Увидев старого друга, Василий Васильевич радостно воскликнул, и Григорий Антонович, обернувшись на оклик, тоже его мгновенно узнал. Пожалуй, трудно найти в жизни момент более радостный, чем неожиданная встреча с хорошим старым другом, тем более, что ностальгическое состояние души, охватившее Василия Васильевича, располагало к тому. После выражения взаимной радости, подкрепленной бутылкой благородной внешности, с тремя медалями, и с сомнительным содержимым, явно не соответствующим этикетке и цене, меж старыми друзьями завязался разговор, какие обычно возникают в подобных случаях. Василий Васильевич рассказал о своем нынешнем положении, подчеркнув, что, в отличие от многих своих коллег по бизнесу, работает честно, не обманывая ни государство, ни простых граждан, пользующихся услугами его фирмы, по поводу чего Георгий Антонович заметил:

— Не помню, кто сказал, что можно вести бизнес честно, но первый миллион непременно нужно украсть.

— Не поверишь, — ответил Василий Васильевич, — но начальный капитал, не миллион, конечно, но весьма значительную сумму, я просто нашел!

— Да ну!? — удивленно воскликнул Григорий Антонович. — Быть такого не может! Клад, что ли, обнаружил?

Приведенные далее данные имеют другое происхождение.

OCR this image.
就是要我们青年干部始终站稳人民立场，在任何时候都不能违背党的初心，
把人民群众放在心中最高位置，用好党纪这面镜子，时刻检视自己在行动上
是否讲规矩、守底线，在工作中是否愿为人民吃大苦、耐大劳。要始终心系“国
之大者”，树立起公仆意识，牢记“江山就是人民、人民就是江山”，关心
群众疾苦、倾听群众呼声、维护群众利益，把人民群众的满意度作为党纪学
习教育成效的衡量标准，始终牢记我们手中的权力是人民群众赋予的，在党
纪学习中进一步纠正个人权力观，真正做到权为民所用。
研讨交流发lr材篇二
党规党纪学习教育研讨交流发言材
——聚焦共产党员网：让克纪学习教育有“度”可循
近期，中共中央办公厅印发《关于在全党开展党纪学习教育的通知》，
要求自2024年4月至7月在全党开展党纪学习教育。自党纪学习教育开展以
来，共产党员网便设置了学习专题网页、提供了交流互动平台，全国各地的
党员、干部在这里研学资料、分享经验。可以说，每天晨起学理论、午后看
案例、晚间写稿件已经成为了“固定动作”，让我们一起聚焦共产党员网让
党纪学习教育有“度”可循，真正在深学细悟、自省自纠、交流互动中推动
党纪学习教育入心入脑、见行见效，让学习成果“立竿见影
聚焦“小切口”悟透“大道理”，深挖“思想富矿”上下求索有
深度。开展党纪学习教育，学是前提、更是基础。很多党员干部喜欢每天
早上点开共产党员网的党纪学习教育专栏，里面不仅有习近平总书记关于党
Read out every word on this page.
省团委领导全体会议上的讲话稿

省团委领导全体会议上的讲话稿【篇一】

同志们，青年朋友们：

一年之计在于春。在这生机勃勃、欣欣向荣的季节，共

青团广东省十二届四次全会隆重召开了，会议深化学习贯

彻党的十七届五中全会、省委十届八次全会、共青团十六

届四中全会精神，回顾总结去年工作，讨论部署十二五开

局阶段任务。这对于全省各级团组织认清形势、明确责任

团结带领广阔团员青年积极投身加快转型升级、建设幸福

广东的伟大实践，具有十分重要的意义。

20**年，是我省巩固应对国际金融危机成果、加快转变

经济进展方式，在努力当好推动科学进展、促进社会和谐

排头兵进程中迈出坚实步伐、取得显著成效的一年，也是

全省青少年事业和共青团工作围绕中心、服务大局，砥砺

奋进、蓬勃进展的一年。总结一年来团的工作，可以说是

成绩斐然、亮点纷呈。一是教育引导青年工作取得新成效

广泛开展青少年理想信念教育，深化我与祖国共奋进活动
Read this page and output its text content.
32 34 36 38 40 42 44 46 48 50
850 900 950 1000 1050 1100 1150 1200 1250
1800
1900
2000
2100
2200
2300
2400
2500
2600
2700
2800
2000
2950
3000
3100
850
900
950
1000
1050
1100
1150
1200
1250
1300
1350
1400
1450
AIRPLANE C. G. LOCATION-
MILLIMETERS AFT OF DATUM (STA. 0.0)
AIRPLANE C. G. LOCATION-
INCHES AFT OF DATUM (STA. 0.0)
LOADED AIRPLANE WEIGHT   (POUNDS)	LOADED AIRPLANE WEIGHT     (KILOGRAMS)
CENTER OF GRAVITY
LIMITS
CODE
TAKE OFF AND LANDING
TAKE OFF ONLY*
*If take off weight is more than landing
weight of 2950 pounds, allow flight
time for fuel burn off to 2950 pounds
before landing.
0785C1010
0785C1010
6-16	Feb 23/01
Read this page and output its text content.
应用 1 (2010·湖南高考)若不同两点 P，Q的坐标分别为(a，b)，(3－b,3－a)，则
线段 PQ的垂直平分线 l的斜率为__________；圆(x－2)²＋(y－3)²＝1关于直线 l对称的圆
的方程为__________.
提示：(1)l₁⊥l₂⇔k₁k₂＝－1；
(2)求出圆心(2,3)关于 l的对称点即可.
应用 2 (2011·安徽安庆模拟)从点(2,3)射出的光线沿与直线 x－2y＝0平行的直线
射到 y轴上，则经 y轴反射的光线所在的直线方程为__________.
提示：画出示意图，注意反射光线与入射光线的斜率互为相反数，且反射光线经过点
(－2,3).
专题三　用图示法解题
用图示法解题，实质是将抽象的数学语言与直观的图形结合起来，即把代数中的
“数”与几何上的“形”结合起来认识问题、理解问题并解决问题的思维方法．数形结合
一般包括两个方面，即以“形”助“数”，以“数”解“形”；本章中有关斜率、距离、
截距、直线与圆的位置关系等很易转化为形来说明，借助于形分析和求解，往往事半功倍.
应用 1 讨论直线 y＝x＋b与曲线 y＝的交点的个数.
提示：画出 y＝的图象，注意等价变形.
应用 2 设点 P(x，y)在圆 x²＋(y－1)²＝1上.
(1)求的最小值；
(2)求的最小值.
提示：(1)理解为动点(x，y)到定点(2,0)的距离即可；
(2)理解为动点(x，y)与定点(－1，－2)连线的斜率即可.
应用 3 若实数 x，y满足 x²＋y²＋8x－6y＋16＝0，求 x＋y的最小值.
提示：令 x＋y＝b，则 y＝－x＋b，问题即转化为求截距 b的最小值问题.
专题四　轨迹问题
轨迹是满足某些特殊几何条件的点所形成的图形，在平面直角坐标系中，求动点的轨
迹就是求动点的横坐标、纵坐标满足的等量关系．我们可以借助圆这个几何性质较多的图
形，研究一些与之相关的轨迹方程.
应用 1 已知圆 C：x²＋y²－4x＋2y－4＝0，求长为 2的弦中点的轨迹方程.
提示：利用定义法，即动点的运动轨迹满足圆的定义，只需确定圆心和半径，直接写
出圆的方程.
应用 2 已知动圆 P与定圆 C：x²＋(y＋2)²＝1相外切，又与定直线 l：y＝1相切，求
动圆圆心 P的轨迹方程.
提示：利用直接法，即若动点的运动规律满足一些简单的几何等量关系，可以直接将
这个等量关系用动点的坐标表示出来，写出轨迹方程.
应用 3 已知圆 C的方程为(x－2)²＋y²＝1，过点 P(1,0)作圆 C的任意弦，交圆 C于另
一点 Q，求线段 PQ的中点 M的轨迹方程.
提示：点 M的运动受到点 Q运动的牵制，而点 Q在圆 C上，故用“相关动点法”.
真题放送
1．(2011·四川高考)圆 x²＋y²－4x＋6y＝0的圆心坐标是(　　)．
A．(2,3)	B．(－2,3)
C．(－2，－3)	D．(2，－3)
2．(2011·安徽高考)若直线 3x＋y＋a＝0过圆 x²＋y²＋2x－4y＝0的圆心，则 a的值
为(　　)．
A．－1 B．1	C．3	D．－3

— Вот именно, клад! Я тогда на стройке вкалывал, чтобы хоть как-то перебиться, завод-то наш тю-тю, помнишь?

— Как не помнить!

— Так вот, — Василий Васильевич налил ещё по бокалу вина, поднял его, заменив тост кивком, разом опрокинул содержимое в рот, крякнул и продолжал, — Сносили мы старое здание на пустыре, крутой дом там после построили, разбивал я ломом фундамент, как вдруг за кирпичной кладкой «дипломат» с деньгами обнаружил. Что делать? Не класть же его обратно, все равно бетоном зальют, вот и забрал. Дома деньги пересчитал, проверил, вроде настоящие. Сдать в милицию? Нет! Потом неприятностей не оберешься! В общем, годик я выждал, а потом в дело пустил, вот с того бизнес мой и начался.

— А мне с бизнесом не повезло, — вздохнул Григорий Антонович, — наехали на меня, заставили продать бизнес вместе с домом моим, да и кинули на деньги.

— Это как?

— Да, — Григорий Антонович махнул рукой, — когда сделку оформляли, я предполагал, что кинуть могут, деньги реальные предлагали, вот я и взял с собой на сделку начальника охраны своего и двух охранников. Вроде всё предусмотрели, он деньги проверил детектором, сложил в «дипломат», пристегнул его браслетом к руке, ключ мне отдал. При выходе из нотариальной конторы, в туалет он захотел. Охранники зашли, туалет проверили — никого, окно решеткой забрано, и у двери стали, пока он там свои надобности справлял. Но что-то долго не выходил, мы дверь открыли — ни его, ни «дипломата», и решетка с окна так аккуратненько на полу лежит — подпилена была заранее. За окошком пустырь, и всё — ищи ветра в поле.

— Вот гад! — Василий Васильевич стукнул кулаком по столу. Нашел бы — убил бы скотину!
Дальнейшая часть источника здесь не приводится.